Совслуж подцепил кончиком пера пылинку, растер ее в пальцах и вытер их о штаны.
* * *
Место и дата рождения: Петроград, 11 апреля, 1904 год.
* * *
Родилась Кира в сером гранитном доме на Каменноостровском.
В просторном особняке у Галины Петровны были и будуар, где вечерами служанка в черном защелкивала застежки ее бриллиантовых колье, и приемная, где ее юбки из тафты торжественно шелестели, когда она принимала дам в соболях и с лорнетами. Дети не допускались в эти комнаты, а Галина Петровна редко появлялась в каких-либо других.
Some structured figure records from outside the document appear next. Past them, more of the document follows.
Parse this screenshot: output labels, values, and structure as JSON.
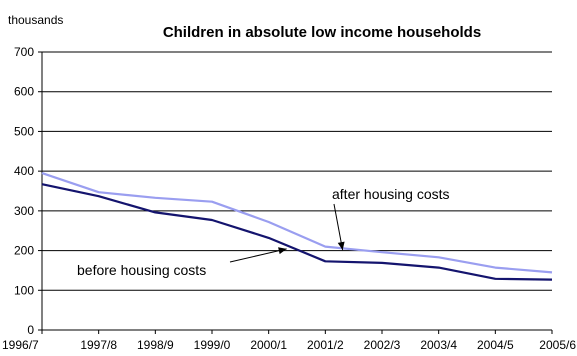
{
  "chart_data": {
    "type": "line",
    "title": "Children in absolute low income households",
    "ylabel": "thousands",
    "xlabel": "",
    "categories": [
      "1996/7",
      "1997/8",
      "1998/9",
      "1999/0",
      "2000/1",
      "2001/2",
      "2002/3",
      "2003/4",
      "2004/5",
      "2005/6"
    ],
    "ylim": [
      0,
      700
    ],
    "yticks": [
      0,
      100,
      200,
      300,
      400,
      500,
      600,
      700
    ],
    "grid": true,
    "legend": "none",
    "series": [
      {
        "name": "after housing costs",
        "values": [
          395,
          347,
          333,
          323,
          272,
          210,
          196,
          183,
          157,
          145
        ],
        "color": "#9a9ef0"
      },
      {
        "name": "before housing costs",
        "values": [
          367,
          337,
          296,
          277,
          232,
          173,
          169,
          157,
          129,
          127
        ],
        "color": "#14146e"
      }
    ],
    "annotations": [
      {
        "text": "after housing costs",
        "series_index": 0,
        "point_x": 5.27
      },
      {
        "text": "before housing costs",
        "series_index": 1,
        "point_x": 4.3
      }
    ]
  }
}
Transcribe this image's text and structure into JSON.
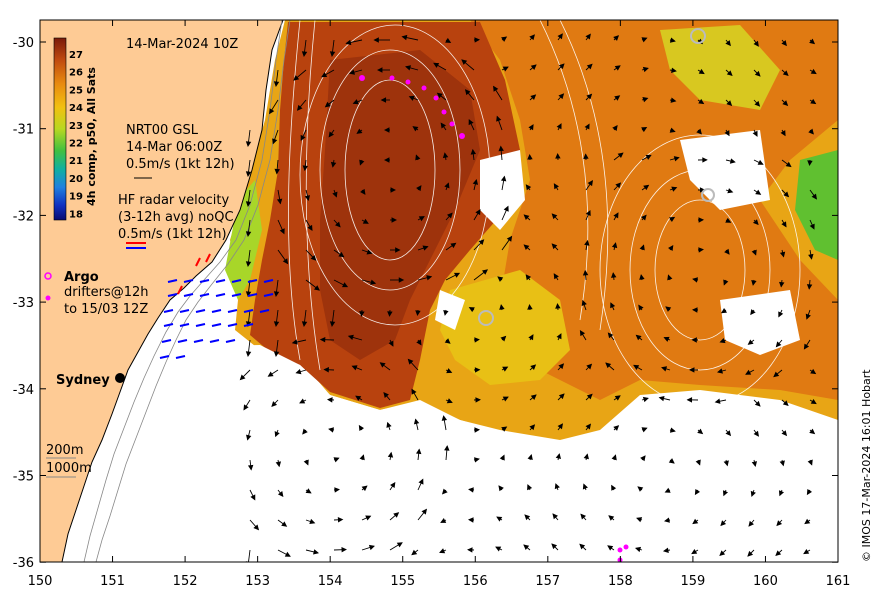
{
  "map": {
    "date_label": "14-Mar-2024 10Z",
    "colorbar": {
      "title": "4h comp, p50, All Sats",
      "ticks": [
        "27",
        "26",
        "25",
        "24",
        "23",
        "22",
        "21",
        "20",
        "19",
        "18"
      ]
    },
    "gsl": {
      "line1": "NRT00 GSL",
      "line2": "14-Mar 06:00Z",
      "line3": "0.5m/s (1kt 12h)"
    },
    "hf_radar": {
      "line1": "HF radar velocity",
      "line2": "(3-12h avg) noQC",
      "line3": "0.5m/s (1kt 12h)"
    },
    "argo_label": "Argo",
    "drifters": {
      "line1": "drifters@12h",
      "line2": "to 15/03 12Z"
    },
    "city": "Sydney",
    "isobaths": [
      "200m",
      "1000m"
    ],
    "credit": "© IMOS 17-Mar-2024 16:01 Hobart",
    "x_ticks": [
      "150",
      "151",
      "152",
      "153",
      "154",
      "155",
      "156",
      "157",
      "158",
      "159",
      "160",
      "161"
    ],
    "y_ticks": [
      "-30",
      "-31",
      "-32",
      "-33",
      "-34",
      "-35",
      "-36"
    ],
    "colors": {
      "land": "#fecb95",
      "sst_warm": "#b8420e",
      "sst_mid": "#e07a12",
      "sst_cool": "#e8c015",
      "sst_green": "#a8d629",
      "argo": "#ff00ff",
      "hf_red": "#ff0000",
      "hf_blue": "#0000ff"
    }
  }
}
У Киры была английская гувернантка, задумчивая девушка с очаровательной улыбкой. Кира любила свою гувернантку, но чаще предпочитала находиться в одиночестве, и ее оставляли одну. Когда она отказалась играть с калекой-родственником, которого добросердечие семьи превратило во всеобщего любимца, ее никогда больше не просили об этом. Когда она вышвырнула из окна первую же книгу о доброй фее, награждающей бескорыстную маленькую девочку, – гувернантка никогда больше не приносила ей ничего похожего. Когда ее взяли в церковь и в середине службы она одна прокралась наружу, заблудилась на улицах и возвратилась к своей сходящей с ума семье в полицейской машине, ее никогда больше не брали в церковь.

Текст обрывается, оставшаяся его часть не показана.